A freight train has a mass of 1.5 x 10^7 kg . If the locomotive can exert a constant pull of 7.5 X 10^5 N, how long does it take to increase the speed of the train from rest to 80 km /h?

444s

To calculate the time it takes to increase the speed of the train from rest to 80 km/h, we need to use Newton's second law of motion, which states that the force applied to an object is equal to its mass multiplied by its acceleration:

F = m * a

In this case, the force (F) exerted by the locomotive is given as 7.5 x 10^5 N, and the mass (m) of the train is given as 1.5 x 10^7 kg. We need to find the acceleration (a) of the train.

Next, we can use the formula for calculating acceleration:

a = ∆v / ∆t

where ∆v is the change in velocity and ∆t is the change in time.

Given that the train starts from rest (0 km/h) and increases to 80 km/h, the change in velocity (∆v) is 80 km/h - 0 km/h = 80 km/h.

However, it's necessary to convert the velocity from km/h to m/s, as the SI unit of acceleration is meters per second squared (m/s²).

To convert km/h to m/s, we use the conversion factor: 1 km/h = 1000 m/3600 s = 5/18 m/s.

Therefore, the change in velocity (∆v) is (80 km/h) * (5/18 m/s) = (400/18) m/s ≈ 22.22 m/s.
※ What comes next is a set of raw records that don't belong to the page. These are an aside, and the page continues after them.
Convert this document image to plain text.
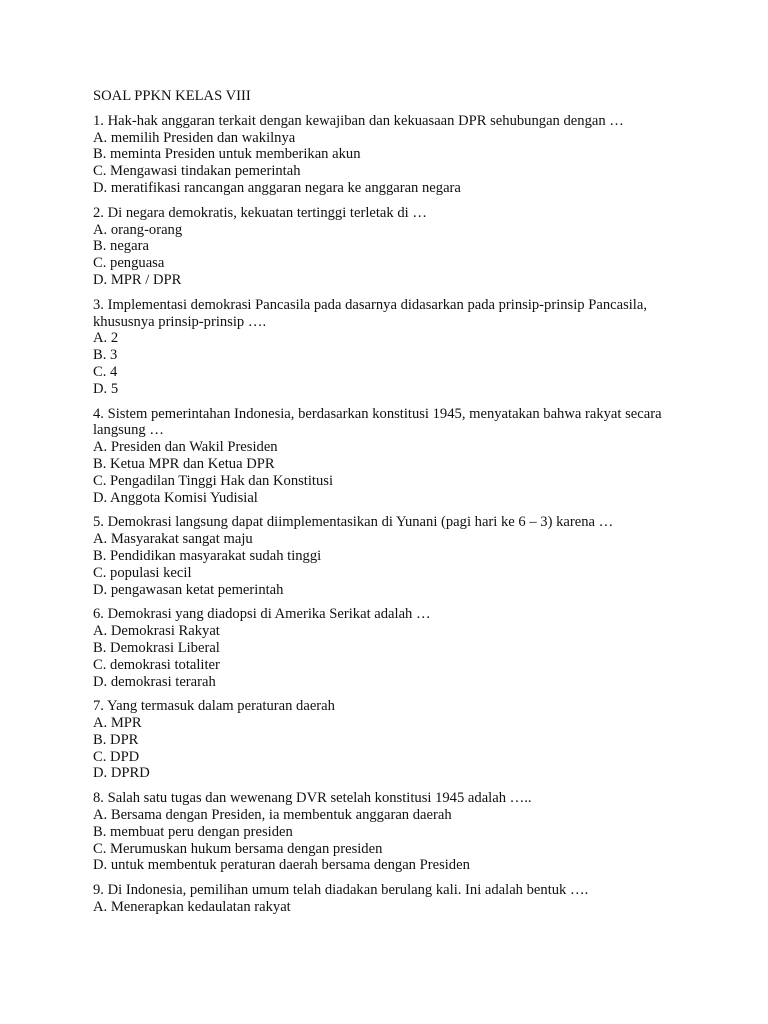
SOAL PPKN KELAS VIII
1. Hak-hak anggaran terkait dengan kewajiban dan kekuasaan DPR sehubungan dengan …
A. memilih Presiden dan wakilnya
B. meminta Presiden untuk memberikan akun
C. Mengawasi tindakan pemerintah
D. meratifikasi rancangan anggaran negara ke anggaran negara
2. Di negara demokratis, kekuatan tertinggi terletak di …
A. orang-orang
B. negara
C. penguasa
D. MPR / DPR
3. Implementasi demokrasi Pancasila pada dasarnya didasarkan pada prinsip-prinsip Pancasila, khususnya prinsip-prinsip ….
A. 2
B. 3
C. 4
D. 5
4. Sistem pemerintahan Indonesia, berdasarkan konstitusi 1945, menyatakan bahwa rakyat secara langsung …
A. Presiden dan Wakil Presiden
B. Ketua MPR dan Ketua DPR
C. Pengadilan Tinggi Hak dan Konstitusi
D. Anggota Komisi Yudisial
5. Demokrasi langsung dapat diimplementasikan di Yunani (pagi hari ke 6 – 3) karena …
A. Masyarakat sangat maju
B. Pendidikan masyarakat sudah tinggi
C. populasi kecil
D. pengawasan ketat pemerintah
6. Demokrasi yang diadopsi di Amerika Serikat adalah …
A. Demokrasi Rakyat
B. Demokrasi Liberal
C. demokrasi totaliter
D. demokrasi terarah
7. Yang termasuk dalam peraturan daerah
A. MPR
B. DPR
C. DPD
D. DPRD
8. Salah satu tugas dan wewenang DVR setelah konstitusi 1945 adalah …..
A. Bersama dengan Presiden, ia membentuk anggaran daerah
B. membuat peru dengan presiden
C. Merumuskan hukum bersama dengan presiden
D. untuk membentuk peraturan daerah bersama dengan Presiden
9. Di Indonesia, pemilihan umum telah diadakan berulang kali. Ini adalah bentuk ….
A. Menerapkan kedaulatan rakyat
Now, we can rearrange the equation for acceleration to solve for the change in time (∆t):

∆t = ∆v / a

Plugging in the values, we get:

∆t = 22.22 m/s / a

Now, we can solve for acceleration (a) using Newton's second law:

F = m * a
a = F / m

Plugging in the values, we get:

a = (7.5 x 10^5 N) / (1.5 x 10^7 kg)
a ≈ 0.05 m/s²

Now, we can substitute the value of acceleration (a) into the equation for ∆t:

∆t = 22.22 m/s / 0.05 m/s²
∆t ≈ 444.4 s

So, it takes approximately 444.4 seconds (s) for the train to increase its speed from rest to 80 km/h.

To determine the time it takes to increase the speed of the train from rest to 80 km/h, we can use Newton's second law of motion. The formula for Newton's second law is:

F = ma

Where:
F = force applied (in Newtons)
m = mass of the object (in kilograms)
a = acceleration (in meters per second squared)

In this case, the force is the pull exerted by the locomotive, which is 7.5 x 10^5 N, and the mass of the train is 1.5 x 10^7 kg. We can rearrange the formula to solve for acceleration:

a = F/m

Plugging in the values, we get:

a = (7.5 x 10^5 N) / (1.5 x 10^7 kg)

a = 0.05 m/s^2

Now, we need to convert the final speed from kilometers per hour to meters per second. There are 1000 meters in a kilometer and 3600 seconds in an hour, so:

Final speed = (80 km/h) * (1000 m/km) * (1 h/3600 s)

Final speed ≈ 22.22 m/s

To find the time it takes to achieve this final speed, we can use the following kinematic equation:

v = u + at

Where:
v = final velocity (22.22 m/s)
u = initial velocity (0 m/s)
a = acceleration (0.05 m/s^2)
t = time (in seconds)

Rearranging the equation to solve for time:

t = (v - u) / a

Plugging in the values, we get:

t = (22.22 m/s - 0 m/s) / 0.05 m/s^2

t ≈ 444.4 s

Therefore, it takes approximately 444.4 seconds to increase the speed of the train from rest to 80 km/h.